The Delta Iota Chi fraternity at UNT is raising some eyebrows on campus this week after announcing plans to slowly reinstate racial segregation into the organization’s bylaws, which would effectively bar black people from joining.
“We took a good look at our history and realized that there hasn’t been a single black member of this fraternity since the segregation rule was removed in 1979,” said Francis Parker, President of the North Texas chapter of Delta Iota Chi. “If we don’t change the rules back now so black people actually can’t apply, people will think something else was keeping them from joining for all these years.

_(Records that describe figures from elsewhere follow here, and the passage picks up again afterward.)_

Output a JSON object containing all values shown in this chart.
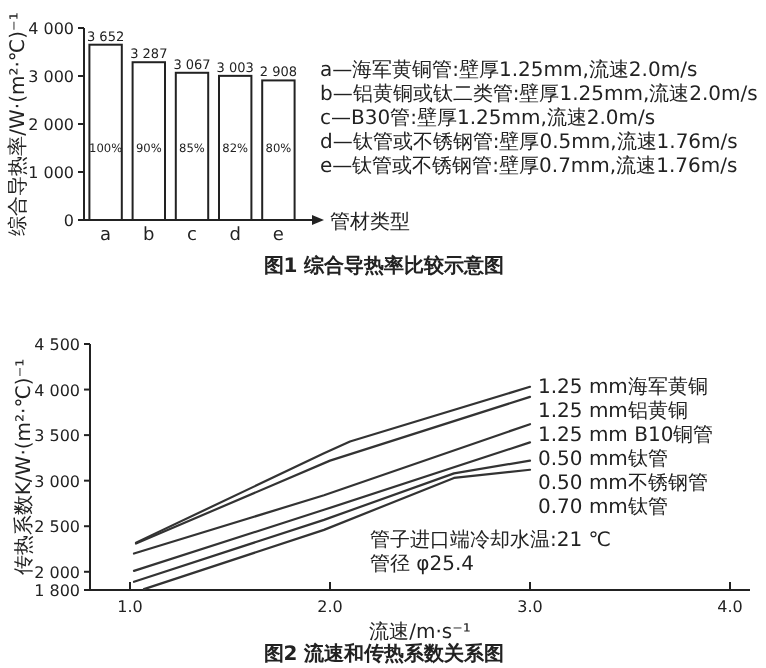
{
  "chart_data": [
    {
      "type": "bar",
      "title": "图1 综合导热率比较示意图",
      "xlabel": "管材类型",
      "ylabel": "综合导热率/W·(m²·℃)⁻¹",
      "categories": [
        "a",
        "b",
        "c",
        "d",
        "e"
      ],
      "values": [
        3652,
        3287,
        3067,
        3003,
        2908
      ],
      "color": "#ffffff",
      "value_labels": [
        "3 652",
        "3 287",
        "3 067",
        "3 003",
        "2 908"
      ],
      "ylim": [
        0,
        4000
      ],
      "yticks": [
        0,
        {
          "value": 1000,
          "label": "1 000"
        },
        {
          "value": 2000,
          "label": "2 000"
        },
        {
          "value": 3000,
          "label": "3 000"
        },
        {
          "value": 4000,
          "label": "4 000"
        }
      ],
      "annotations": [
        "a—海军黄铜管:壁厚1.25mm,流速2.0m/s",
        "b—铝黄铜或钛二类管:壁厚1.25mm,流速2.0m/s",
        "c—B30管:壁厚1.25mm,流速2.0m/s",
        "d—钛管或不锈钢管:壁厚0.5mm,流速1.76m/s",
        "e—钛管或不锈钢管:壁厚0.7mm,流速1.76m/s",
        "100%",
        "90%",
        "85%",
        "82%",
        "80%"
      ]
    },
    {
      "type": "line",
      "title": "图2 流速和传热系数关系图",
      "xlabel": "流速/m·s⁻¹",
      "ylabel": "传热系数K/W·(m²·℃)⁻¹",
      "marker": "none",
      "line_style": "solid",
      "xlim": [
        0.8,
        4.1
      ],
      "xticks": [
        {
          "value": 1,
          "label": "1.0"
        },
        {
          "value": 2,
          "label": "2.0"
        },
        {
          "value": 3,
          "label": "3.0"
        },
        {
          "value": 4,
          "label": "4.0"
        }
      ],
      "ylim": [
        1800,
        4500
      ],
      "yticks": [
        {
          "value": 1800,
          "label": "1 800"
        },
        {
          "value": 2000,
          "label": "2 000"
        },
        {
          "value": 2500,
          "label": "2 500"
        },
        {
          "value": 3000,
          "label": "3 000"
        },
        {
          "value": 3500,
          "label": "3 500"
        },
        {
          "value": 4000,
          "label": "4 000"
        },
        {
          "value": 4500,
          "label": "4 500"
        }
      ],
      "series": [
        {
          "name": "1.25 mm海军黄铜",
          "color": "#333333",
          "x": [
            1.03,
            1.97,
            2.1,
            3.0
          ],
          "values": [
            2320,
            3300,
            3430,
            4030
          ]
        },
        {
          "name": "1.25 mm铝黄铜",
          "color": "#333333",
          "x": [
            1.03,
            2.0,
            3.0
          ],
          "values": [
            2310,
            3220,
            3920
          ]
        },
        {
          "name": "1.25 mm B10铜管",
          "color": "#333333",
          "x": [
            1.02,
            1.97,
            3.0
          ],
          "values": [
            2200,
            2840,
            3620
          ]
        },
        {
          "name": "0.50 mm钛管",
          "color": "#333333",
          "x": [
            1.02,
            1.97,
            3.0
          ],
          "values": [
            2010,
            2680,
            3420
          ]
        },
        {
          "name": "0.50 mm不锈钢管",
          "color": "#333333",
          "x": [
            1.02,
            1.97,
            2.62,
            3.0
          ],
          "values": [
            1890,
            2570,
            3080,
            3220
          ]
        },
        {
          "name": "0.70 mm钛管",
          "color": "#333333",
          "x": [
            1.07,
            1.97,
            2.62,
            3.0
          ],
          "values": [
            1810,
            2460,
            3030,
            3120
          ]
        }
      ],
      "annotations": [
        "管子进口端冷却水温:21 ℃",
        "管径 φ25.4"
      ]
    }
  ]
}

We certainly don’t want people to think we’re racist.”
Parker, who was born and raised in White Settlement, Texas, and has literally never shaken hands with a black man, says he’s friends with “all kinds of people.”
“The fine gentlemen in this fraternity, who I am blessed by the grace of God to call my brothers, embrace diversity as much as tradition,” said the president of a fraternity that has been repeatedly disciplined for wearing blackface at “ghetto” themed parties and waving a Confederate flag at the black fraternity across the street.
Despite the rule change, Parker says he and his fraternity don’t consider themselves racist. “I don’t see color, really,” he said, completely failing to note that the only place he wasn’t seeing color was the inside of his fraternity’s house. “This order of gentlemen is based on a bond of brotherhood, not race.”